The philosophical issues involved in these choices are brilliantly clarified in Sissela Bok's twin masterpieces, Moral Choice in Public and Private Life (1978) and Secrets: On the Ethics of Concealment and Revelation (1983). Verbal silence has its parallels in a visual world, which we can discover in John Berger's remarkable Ways of Seeing (1972). In an age of mechanical reproduction of the visual image, the choice of what is to be reproduced raises all the same questions: what to reveal or hide, communicate or leave alone. As with the spoken word, the choices have full potential for good and evil.

In my own practice of psychiatry, the choice between words and silence is crystallized in psychoanalysis. Psychoanalysis began with the impossible injunction, "Say everything that comes to mind." Of course, we cannot; neither patient nor analyst can or must. The choices that each makes, about what to say and what to be silent about, achieve a degree of freedom only in the course of a long, uncertain relationship in which two human beings strive to know each other and themselves.

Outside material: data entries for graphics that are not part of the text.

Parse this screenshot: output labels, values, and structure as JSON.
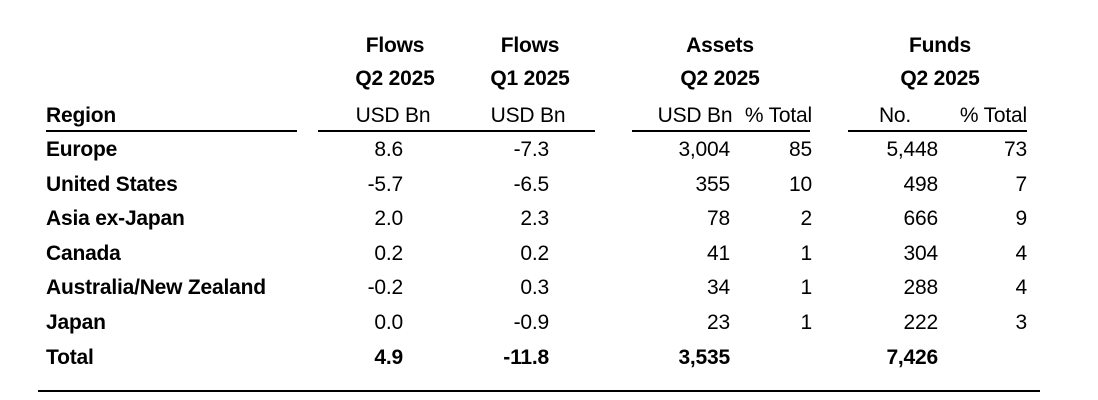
{
  "page": {
    "background": "#ffffff",
    "text_color": "#000000",
    "rule_color": "#000000"
  },
  "table": {
    "region_header": "Region",
    "column_groups": [
      {
        "id": "flows-q2",
        "title": "Flows",
        "subtitle": "Q2 2025",
        "units": [
          "USD Bn"
        ]
      },
      {
        "id": "flows-q1",
        "title": "Flows",
        "subtitle": "Q1 2025",
        "units": [
          "USD Bn"
        ]
      },
      {
        "id": "assets",
        "title": "Assets",
        "subtitle": "Q2 2025",
        "units": [
          "USD Bn",
          "% Total"
        ]
      },
      {
        "id": "funds",
        "title": "Funds",
        "subtitle": "Q2 2025",
        "units": [
          "No.",
          "% Total"
        ]
      }
    ],
    "rows": [
      {
        "region": "Europe",
        "flows_q2": "8.6",
        "flows_q1": "-7.3",
        "assets_usd_bn": "3,004",
        "assets_pct_total": "85",
        "funds_no": "5,448",
        "funds_pct_total": "73",
        "bold": false
      },
      {
        "region": "United States",
        "flows_q2": "-5.7",
        "flows_q1": "-6.5",
        "assets_usd_bn": "355",
        "assets_pct_total": "10",
        "funds_no": "498",
        "funds_pct_total": "7",
        "bold": false
      },
      {
        "region": "Asia ex-Japan",
        "flows_q2": "2.0",
        "flows_q1": "2.3",
        "assets_usd_bn": "78",
        "assets_pct_total": "2",
        "funds_no": "666",
        "funds_pct_total": "9",
        "bold": false
      },
      {
        "region": "Canada",
        "flows_q2": "0.2",
        "flows_q1": "0.2",
        "assets_usd_bn": "41",
        "assets_pct_total": "1",
        "funds_no": "304",
        "funds_pct_total": "4",
        "bold": false
      },
      {
        "region": "Australia/New Zealand",
        "flows_q2": "-0.2",
        "flows_q1": "0.3",
        "assets_usd_bn": "34",
        "assets_pct_total": "1",
        "funds_no": "288",
        "funds_pct_total": "4",
        "bold": false
      },
      {
        "region": "Japan",
        "flows_q2": "0.0",
        "flows_q1": "-0.9",
        "assets_usd_bn": "23",
        "assets_pct_total": "1",
        "funds_no": "222",
        "funds_pct_total": "3",
        "bold": false
      },
      {
        "region": "Total",
        "flows_q2": "4.9",
        "flows_q1": "-11.8",
        "assets_usd_bn": "3,535",
        "assets_pct_total": "",
        "funds_no": "7,426",
        "funds_pct_total": "",
        "bold": true
      }
    ]
  },
  "chart_data": {
    "type": "table",
    "title": "",
    "columns": [
      "Region",
      "Flows Q2 2025 (USD Bn)",
      "Flows Q1 2025 (USD Bn)",
      "Assets Q2 2025 (USD Bn)",
      "Assets Q2 2025 (% Total)",
      "Funds Q2 2025 (No.)",
      "Funds Q2 2025 (% Total)"
    ],
    "rows": [
      [
        "Europe",
        8.6,
        -7.3,
        3004,
        85,
        5448,
        73
      ],
      [
        "United States",
        -5.7,
        -6.5,
        355,
        10,
        498,
        7
      ],
      [
        "Asia ex-Japan",
        2.0,
        2.3,
        78,
        2,
        666,
        9
      ],
      [
        "Canada",
        0.2,
        0.2,
        41,
        1,
        304,
        4
      ],
      [
        "Australia/New Zealand",
        -0.2,
        0.3,
        34,
        1,
        288,
        4
      ],
      [
        "Japan",
        0.0,
        -0.9,
        23,
        1,
        222,
        3
      ],
      [
        "Total",
        4.9,
        -11.8,
        3535,
        null,
        7426,
        null
      ]
    ]
  }
}
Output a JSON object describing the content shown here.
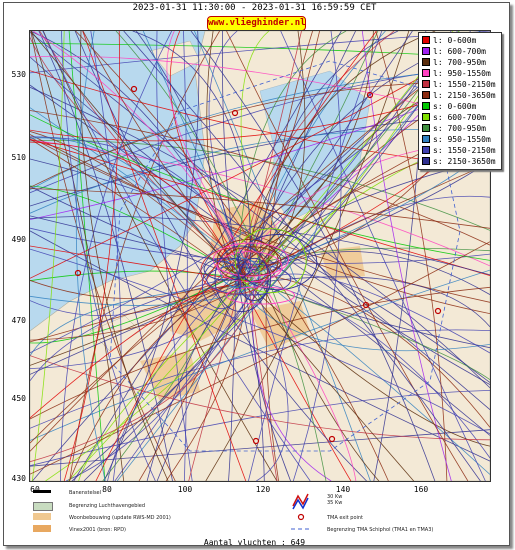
{
  "header": {
    "title": "2023-01-31 11:30:00 - 2023-01-31 16:59:59 CET",
    "site": "www.vlieghinder.nl"
  },
  "map": {
    "y_ticks": [
      "530",
      "510",
      "490",
      "470",
      "450",
      "430"
    ],
    "x_ticks": [
      "60",
      "80",
      "100",
      "120",
      "140",
      "160"
    ],
    "colors": {
      "sea": "#b8d9ee",
      "land": "#f3e9d6",
      "urban": "#f0c890",
      "airport": "#c8dcc0"
    }
  },
  "legend": {
    "items": [
      {
        "label": "l: 0-600m",
        "color": "#e00000"
      },
      {
        "label": "l: 600-700m",
        "color": "#a020f0"
      },
      {
        "label": "l: 700-950m",
        "color": "#5a2d0c"
      },
      {
        "label": "l: 950-1550m",
        "color": "#ff40c0"
      },
      {
        "label": "l: 1550-2150m",
        "color": "#c03040"
      },
      {
        "label": "l: 2150-3650m",
        "color": "#8b2a10"
      },
      {
        "label": "s: 0-600m",
        "color": "#00c800"
      },
      {
        "label": "s: 600-700m",
        "color": "#80e000"
      },
      {
        "label": "s: 700-950m",
        "color": "#409040"
      },
      {
        "label": "s: 950-1550m",
        "color": "#3080c0"
      },
      {
        "label": "s: 1550-2150m",
        "color": "#4040b0"
      },
      {
        "label": "s: 2150-3650m",
        "color": "#303090"
      }
    ]
  },
  "bottom_legend": {
    "runway": "Banenstelsel",
    "airport_boundary": "Begrenzing Luchthavengebied",
    "housing": "Woonbebouwing (update RWS-MD 2001)",
    "vinex": "Vinex2001 (bron: RPD)",
    "nav_small_1": "30 Kw",
    "nav_small_2": "35 Kw",
    "tma_exit": "TMA exit point",
    "tma_boundary": "Begrenzing TMA Schiphol  (TMA1 en TMA3)"
  },
  "footer": {
    "count": "Aantal vluchten : 649"
  }
}
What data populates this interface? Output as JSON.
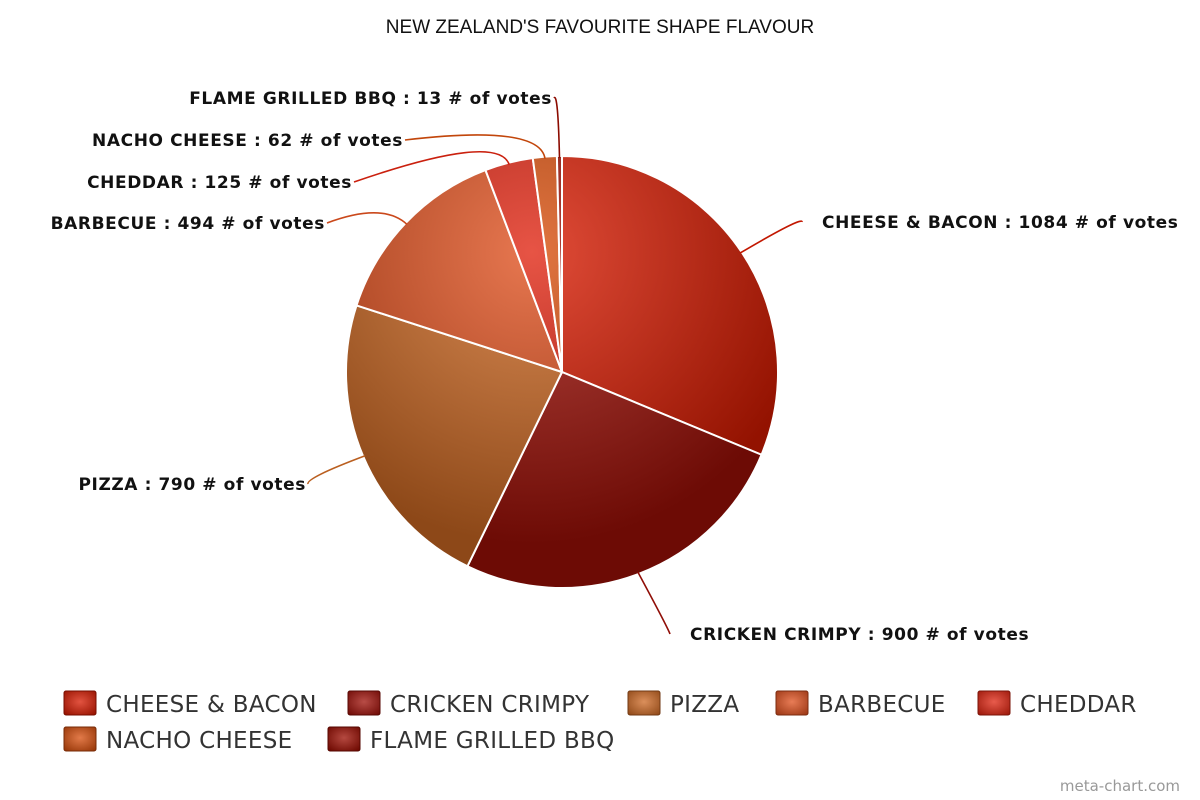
{
  "chart_data": {
    "type": "pie",
    "title": "NEW ZEALAND'S FAVOURITE SHAPE FLAVOUR",
    "unit": "# of votes",
    "slices": [
      {
        "label": "CHEESE & BACON",
        "value": 1084,
        "color": "#d81a00"
      },
      {
        "label": "CRICKEN CRIMPY",
        "value": 900,
        "color": "#a01008"
      },
      {
        "label": "PIZZA",
        "value": 790,
        "color": "#cf6a24"
      },
      {
        "label": "BARBECUE",
        "value": 494,
        "color": "#e0501e"
      },
      {
        "label": "CHEDDAR",
        "value": 125,
        "color": "#e02410"
      },
      {
        "label": "NACHO CHEESE",
        "value": 62,
        "color": "#d84e0c"
      },
      {
        "label": "FLAME GRILLED BBQ",
        "value": 13,
        "color": "#9c0c00"
      }
    ],
    "legend_position": "bottom"
  },
  "footer": {
    "credit": "meta-chart.com"
  }
}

When understood in this way, as in Arnold Modell's Psychoanalysis in a New Context (1984), psychoanalysis joins other traditions and disciplines concerned with the choice of when to speak and when to be silent. These choices cannot be made in a vacuum without recourse to the wisdom and the symbols of art, philosophy, poetry and religion. Alienated from these traditions, from the ancient dance of truth clothed in symbol and silence, psycho analysis cannot achieve wisdom or grace.

Harold Bursztajn, '76, is co-director of the Harvard Medical School Program in Psychiatry and Law at the Massachusetts Mental Health Center; consults to the department of psychiatry at Mt. Auburn Hospital, and is in private practice in Cambridge, MA. A version of this manuscript was presented at the 150th anniversary of Mt. Auburn Hospital at the invitation of Don R. Lipsitt, MD. The author is grateful for helpful readings of this article by Drs. Howard A. Corwin and A. Stone Freedberg, and Merloyd Luddington and Tori Alexander.